Whether you’re managing Type 1 or Type 2 diabetes, you may need insulin injections to help control your blood sugar levels. Lantus, which is the brand name for insulin glargine, is a long-acting medicine that helps keep blood sugar levels balanced.
How Lantus Works
As a long-acting insulin, Lantus helps your body maintain a normal blood sugar level over the course of about 24 hours. It is administered once a day as a shot beneath the skin, usually to your stomach, upper arm or thigh. The recommended dosage is typically administered at bedtime.
This medicine produces microscopic crystals of insulin into the body, which helps glucose absorb into your body’s tissues. In doing so, the amount of glucose produced by the liver is then decreased. As a result, your blood sugar levels are able to normalize.
The concentration of insulin glargine in each dose of Lantus is determined by your doctor in relation to your specific needs and body composition. At the beginning of your prescription, your doctor may monitor your blood sugar by ordering blood tests more frequently.
Side Effects and Risks Associated with Lantus
Medicines that are administered via injection can cause discomfort or itchiness at the injection site. Some forms of insulin, like Lantus, may cause weight gain for certain patients. Low blood sugar and low potassium levels may occur if the concentration or dose of Lantus is too strong.
Symptoms of low blood sugar can include:
- Anxiety, irritability and fatigue.
- Irregular heartbeats, sweating and hunger.
- Pale skin, shakiness or a sensation of tingling around your lips.
Symptoms of low potassium can include:
- Shifts in mood, weakness and overall fatigue.
- Stiff, aching, cramping or spasming muscles.
- Digestive issues.
- Trouble breathing, numbness or heart palpitations.
Your prescriber should be aware of any other medical conditions you may have, as well as any other medications you take. This can help prevent adverse interactions between your other medication and Lantus.
Medicare Coverage for Lantus
The medical insurance portion of Original Medicare, Part B, only provides coverage for prescribed insulin in certain cases and when it is used with an external insulin pump. Because Lantus is administered via injection, it is not included in Part B coverage.
Medicare coverage through a Part D prescription drug plan may cover certain brands of insulin and the supplies necessary to administer it, such as the pen-style syringe used for Lantus. Additionally, gauze and alcohol swabs may be covered underneath a Part D plan.

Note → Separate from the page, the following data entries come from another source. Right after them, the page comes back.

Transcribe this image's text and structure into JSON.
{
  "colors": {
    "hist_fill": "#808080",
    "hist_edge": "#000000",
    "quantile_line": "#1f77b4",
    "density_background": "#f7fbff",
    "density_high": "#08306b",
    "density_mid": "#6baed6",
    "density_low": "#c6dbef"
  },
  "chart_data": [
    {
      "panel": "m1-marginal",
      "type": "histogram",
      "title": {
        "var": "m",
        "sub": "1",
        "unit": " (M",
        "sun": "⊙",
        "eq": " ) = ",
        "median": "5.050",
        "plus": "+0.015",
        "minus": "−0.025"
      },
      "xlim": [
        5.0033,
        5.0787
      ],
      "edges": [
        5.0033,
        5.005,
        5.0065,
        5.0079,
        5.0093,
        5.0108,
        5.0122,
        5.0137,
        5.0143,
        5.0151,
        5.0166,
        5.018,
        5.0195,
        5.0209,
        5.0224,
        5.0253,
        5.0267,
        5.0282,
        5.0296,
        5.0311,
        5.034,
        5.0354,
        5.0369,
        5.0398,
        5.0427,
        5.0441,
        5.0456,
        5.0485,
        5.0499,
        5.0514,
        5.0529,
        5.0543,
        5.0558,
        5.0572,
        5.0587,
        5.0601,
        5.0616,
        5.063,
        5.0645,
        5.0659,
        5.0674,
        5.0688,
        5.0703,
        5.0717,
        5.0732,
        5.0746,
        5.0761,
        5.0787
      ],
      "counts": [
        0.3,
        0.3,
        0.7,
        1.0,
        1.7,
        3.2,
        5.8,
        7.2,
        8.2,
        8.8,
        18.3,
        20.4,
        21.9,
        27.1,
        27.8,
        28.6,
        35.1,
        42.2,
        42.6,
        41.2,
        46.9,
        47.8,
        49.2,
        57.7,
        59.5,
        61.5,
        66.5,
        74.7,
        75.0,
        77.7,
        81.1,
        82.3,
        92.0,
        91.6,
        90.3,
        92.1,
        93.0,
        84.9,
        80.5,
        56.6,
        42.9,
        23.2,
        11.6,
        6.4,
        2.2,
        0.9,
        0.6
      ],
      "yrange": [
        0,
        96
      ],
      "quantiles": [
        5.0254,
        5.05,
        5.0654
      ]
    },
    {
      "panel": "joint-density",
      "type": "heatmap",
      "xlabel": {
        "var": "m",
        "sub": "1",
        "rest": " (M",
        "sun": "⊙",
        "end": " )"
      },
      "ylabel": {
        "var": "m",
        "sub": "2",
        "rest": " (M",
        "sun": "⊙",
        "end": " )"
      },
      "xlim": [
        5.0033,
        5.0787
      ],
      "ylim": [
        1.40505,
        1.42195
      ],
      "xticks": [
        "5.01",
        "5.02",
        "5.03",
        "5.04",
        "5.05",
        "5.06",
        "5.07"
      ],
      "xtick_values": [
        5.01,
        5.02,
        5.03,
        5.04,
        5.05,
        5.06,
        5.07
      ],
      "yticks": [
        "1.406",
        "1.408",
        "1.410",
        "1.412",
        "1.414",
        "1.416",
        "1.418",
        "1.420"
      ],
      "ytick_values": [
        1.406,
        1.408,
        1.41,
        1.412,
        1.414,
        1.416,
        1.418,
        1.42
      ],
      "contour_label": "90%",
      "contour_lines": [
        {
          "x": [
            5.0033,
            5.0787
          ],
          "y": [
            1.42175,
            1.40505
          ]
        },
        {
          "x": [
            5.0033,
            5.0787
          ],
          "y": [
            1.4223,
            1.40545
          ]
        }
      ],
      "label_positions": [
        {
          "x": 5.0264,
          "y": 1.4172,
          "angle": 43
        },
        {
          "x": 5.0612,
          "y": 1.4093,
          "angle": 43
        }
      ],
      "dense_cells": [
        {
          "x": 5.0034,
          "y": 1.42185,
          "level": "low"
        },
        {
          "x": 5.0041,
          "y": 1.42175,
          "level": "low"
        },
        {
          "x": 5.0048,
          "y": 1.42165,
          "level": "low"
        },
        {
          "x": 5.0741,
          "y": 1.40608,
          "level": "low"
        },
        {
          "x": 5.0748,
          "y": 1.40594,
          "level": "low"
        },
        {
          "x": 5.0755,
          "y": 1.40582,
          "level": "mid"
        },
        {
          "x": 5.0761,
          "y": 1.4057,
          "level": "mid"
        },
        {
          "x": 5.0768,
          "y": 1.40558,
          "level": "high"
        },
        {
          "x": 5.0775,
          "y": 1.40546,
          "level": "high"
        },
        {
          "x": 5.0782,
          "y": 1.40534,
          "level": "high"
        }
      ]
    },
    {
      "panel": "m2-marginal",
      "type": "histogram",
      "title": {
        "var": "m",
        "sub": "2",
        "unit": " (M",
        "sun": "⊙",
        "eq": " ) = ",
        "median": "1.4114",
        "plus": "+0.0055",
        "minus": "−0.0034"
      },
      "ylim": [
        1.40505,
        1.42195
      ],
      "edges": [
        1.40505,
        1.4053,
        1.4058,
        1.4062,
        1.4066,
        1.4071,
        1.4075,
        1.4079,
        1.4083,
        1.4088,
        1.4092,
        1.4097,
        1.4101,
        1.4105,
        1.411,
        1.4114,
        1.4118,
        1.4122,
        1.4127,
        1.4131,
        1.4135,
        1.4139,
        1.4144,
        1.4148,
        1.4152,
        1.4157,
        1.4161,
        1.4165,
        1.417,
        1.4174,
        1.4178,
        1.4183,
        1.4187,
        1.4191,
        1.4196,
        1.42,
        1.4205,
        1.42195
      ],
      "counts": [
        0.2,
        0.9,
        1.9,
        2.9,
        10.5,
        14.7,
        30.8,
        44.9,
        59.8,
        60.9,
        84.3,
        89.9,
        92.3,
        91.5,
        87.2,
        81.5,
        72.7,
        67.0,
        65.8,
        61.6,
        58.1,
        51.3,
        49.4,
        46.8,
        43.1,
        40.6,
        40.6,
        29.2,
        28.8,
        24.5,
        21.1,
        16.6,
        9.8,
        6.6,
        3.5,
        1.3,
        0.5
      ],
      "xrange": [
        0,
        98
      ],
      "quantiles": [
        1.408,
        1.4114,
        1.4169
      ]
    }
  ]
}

Each Part D plan can have its own formulary, or list of covered drugs, and it is subject to change each year. Confirm that Lantus is included in your plan’s coverage. Deductibles, co-payments and coinsurance amounts may differ depending on the medication prescribed.
You can also review any available Medicare Advantage plans in your area. Medicare Advantage plans are required to cover at least the same Part A and Part B benefits as Original Medicare, but many offer additional benefits, including prescription drug coverage. These plans may help reduce out-of-pocket costs for prescription medications and any supplies related to their administration.